You’ve been bitten or scratched or licked by an animal that is not your pet, is a stray, or is wild. Or, you found a bat in the house within which you sleep. The animal seemed ok, but, after a restless or troubled night, you call your primary care physician. He/she is overloaded dealing with an over-busy schedule of the usual problems. He/she has no idea what your rabies risk is- what the prevalence of rabies is in the animals in the community, whether the particular animal is an “high-risk” species for rabies, and whether other details of your story (bite location, time passed since contact, etc.) impact the medical necessity for rabies immunization. He/she have no idea on the risk, cost, trouble, and availability of the vaccine and HRIG (rabies immune globulin). The problem just does not come up so much in the general medical community and your doctor probably last read about rabies in medical school 25 years ago- and it was not focused on as a priority to learn with only 1-2 rabies deaths per year in the U.S.

So, the best thing to do is to send you to the local hospital Emergency Department- offload it on to them.

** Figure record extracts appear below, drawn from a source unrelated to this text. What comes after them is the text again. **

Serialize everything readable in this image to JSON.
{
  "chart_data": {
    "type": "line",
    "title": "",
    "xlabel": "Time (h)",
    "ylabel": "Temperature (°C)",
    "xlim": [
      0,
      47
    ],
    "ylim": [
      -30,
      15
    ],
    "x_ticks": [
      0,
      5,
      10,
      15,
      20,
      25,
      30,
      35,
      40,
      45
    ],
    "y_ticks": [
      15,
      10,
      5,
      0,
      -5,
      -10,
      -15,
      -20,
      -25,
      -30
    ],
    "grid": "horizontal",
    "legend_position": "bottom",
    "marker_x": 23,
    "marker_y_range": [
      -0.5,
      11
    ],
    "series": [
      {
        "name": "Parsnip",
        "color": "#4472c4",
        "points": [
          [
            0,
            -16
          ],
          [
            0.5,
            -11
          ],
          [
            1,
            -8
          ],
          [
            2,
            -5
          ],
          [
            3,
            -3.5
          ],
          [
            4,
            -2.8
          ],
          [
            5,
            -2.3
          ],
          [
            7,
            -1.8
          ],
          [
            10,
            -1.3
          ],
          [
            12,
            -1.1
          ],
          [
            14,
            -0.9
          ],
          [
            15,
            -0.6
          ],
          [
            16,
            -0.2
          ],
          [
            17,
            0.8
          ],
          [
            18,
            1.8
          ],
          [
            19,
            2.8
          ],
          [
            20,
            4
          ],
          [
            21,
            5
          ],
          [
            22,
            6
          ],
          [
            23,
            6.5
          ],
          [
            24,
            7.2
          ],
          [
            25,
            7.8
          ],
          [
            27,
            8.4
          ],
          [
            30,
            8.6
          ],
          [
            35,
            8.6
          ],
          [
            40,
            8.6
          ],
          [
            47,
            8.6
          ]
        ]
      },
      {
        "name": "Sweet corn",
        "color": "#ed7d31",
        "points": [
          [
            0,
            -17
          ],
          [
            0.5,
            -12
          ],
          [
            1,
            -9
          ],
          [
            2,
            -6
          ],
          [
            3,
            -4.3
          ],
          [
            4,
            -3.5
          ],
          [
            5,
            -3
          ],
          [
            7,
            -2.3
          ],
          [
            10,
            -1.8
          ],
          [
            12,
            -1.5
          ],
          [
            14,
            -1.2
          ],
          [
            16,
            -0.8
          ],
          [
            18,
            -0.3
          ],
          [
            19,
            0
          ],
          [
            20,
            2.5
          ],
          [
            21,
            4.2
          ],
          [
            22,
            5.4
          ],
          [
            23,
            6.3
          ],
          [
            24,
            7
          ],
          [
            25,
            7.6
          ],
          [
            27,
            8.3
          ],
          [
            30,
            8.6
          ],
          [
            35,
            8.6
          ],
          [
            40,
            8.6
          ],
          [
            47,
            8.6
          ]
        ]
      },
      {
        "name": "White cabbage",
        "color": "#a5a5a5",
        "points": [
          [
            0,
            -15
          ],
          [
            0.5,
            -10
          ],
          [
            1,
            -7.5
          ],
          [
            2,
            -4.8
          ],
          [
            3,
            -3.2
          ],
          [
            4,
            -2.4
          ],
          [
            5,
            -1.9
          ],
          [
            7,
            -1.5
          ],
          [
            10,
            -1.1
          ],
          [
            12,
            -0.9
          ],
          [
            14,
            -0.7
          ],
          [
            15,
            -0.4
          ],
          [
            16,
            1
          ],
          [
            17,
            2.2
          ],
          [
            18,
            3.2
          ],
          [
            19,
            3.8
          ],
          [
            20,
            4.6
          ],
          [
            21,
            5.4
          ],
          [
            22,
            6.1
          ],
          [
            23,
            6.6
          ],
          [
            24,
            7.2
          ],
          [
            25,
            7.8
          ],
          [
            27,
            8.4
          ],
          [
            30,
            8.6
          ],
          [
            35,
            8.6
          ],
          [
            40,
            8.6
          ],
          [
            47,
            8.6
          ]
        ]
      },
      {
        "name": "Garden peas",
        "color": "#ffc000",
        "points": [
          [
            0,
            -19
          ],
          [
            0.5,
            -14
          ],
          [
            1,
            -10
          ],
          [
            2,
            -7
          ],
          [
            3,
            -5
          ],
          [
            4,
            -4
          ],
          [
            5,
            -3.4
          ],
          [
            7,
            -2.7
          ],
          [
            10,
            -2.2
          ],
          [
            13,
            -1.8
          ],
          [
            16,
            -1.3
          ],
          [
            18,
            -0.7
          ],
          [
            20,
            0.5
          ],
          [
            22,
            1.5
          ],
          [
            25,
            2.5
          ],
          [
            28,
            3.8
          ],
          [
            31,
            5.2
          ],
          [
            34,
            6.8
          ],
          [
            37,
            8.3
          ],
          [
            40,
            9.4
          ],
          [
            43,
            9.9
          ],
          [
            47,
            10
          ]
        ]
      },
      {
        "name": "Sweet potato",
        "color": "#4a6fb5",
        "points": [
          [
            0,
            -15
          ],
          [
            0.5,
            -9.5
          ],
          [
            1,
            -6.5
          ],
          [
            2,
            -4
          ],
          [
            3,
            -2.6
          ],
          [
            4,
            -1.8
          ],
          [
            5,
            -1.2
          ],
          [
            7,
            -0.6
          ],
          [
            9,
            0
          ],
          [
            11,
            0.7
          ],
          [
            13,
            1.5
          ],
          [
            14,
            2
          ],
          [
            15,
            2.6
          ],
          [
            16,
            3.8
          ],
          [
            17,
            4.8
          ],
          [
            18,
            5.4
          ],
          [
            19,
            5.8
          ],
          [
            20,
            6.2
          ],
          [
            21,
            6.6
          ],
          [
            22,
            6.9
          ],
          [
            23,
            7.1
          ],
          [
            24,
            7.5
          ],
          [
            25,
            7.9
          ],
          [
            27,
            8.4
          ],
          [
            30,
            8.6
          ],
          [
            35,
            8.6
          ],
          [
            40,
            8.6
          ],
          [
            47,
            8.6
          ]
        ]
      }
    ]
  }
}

You go there, wait for 6-10 hours only to run into the same level of inexperience with this problem in the ER doctor as in the PCP. Every hour of every day that physician is dealing with critically ill folks with out of control diabetes, evolving strokes and heart attacks, septic infections, and severe traumatic injuries, etc. You are walking in as a clinically well patient, at worst very anxious. In general, preventive medicine, like vaccinations, is one of the least “sexy” areas of medicine. So, you get apathy, confusion, uncertainty, and/or misinformation.

The U.S. healthcare system is not set-up to timely provide expertise and proper clinical decision-making on potential rabies exposure. To compound the problem, both the vaccine and HRIG are very costly-and so keeping great amounts of inventory is not justifiable unless there is great, regular traffic in such cases.

So, now you know why this is a situation of terrific anxiety and desperation and operational chaos for patients.

We saw the problem and decided that our community needed a center of excellence for animal exposures. By distributing information on our facility, services, and expertise to Animal Control/ Public Health officials, the local Urgent Care centers, and hospital Emergency Departments across Harris County, as well as adjacent counties, and publishing the most reliable content on all aspects of rabies and preventive measures at rensimer.com and traveldoc.com, we have provided the answer in our region of Texas to our healthcare system’s failure to respond to the problem of rabies exposure which exists across the United States.

When you come to us, you will,

  • Know we have HRIG and vaccine available same-day, on-site.
  • Establish medical necessity (or not) for rabies immunization.
  • Have answered all your questions about rabies and post-exposure treatment at or above the U.S. standard of care.
  • Be informed, within 2-3 hrs of your call, of the cost of treatment to you (based upon personal insurance benefits) and whether we are in or out of your insurer’s network and what that means. (no billing surprises down the line)
  • Find we can work the vaccination schedule with same flexibility

All of this add up to an unparalleled experience of efficiency, effectiveness, professionalism, and patient satisfaction- pretty much 180 degrees opposite the state of affairs anywhere else in this healthcare system regarding animal exposure issues.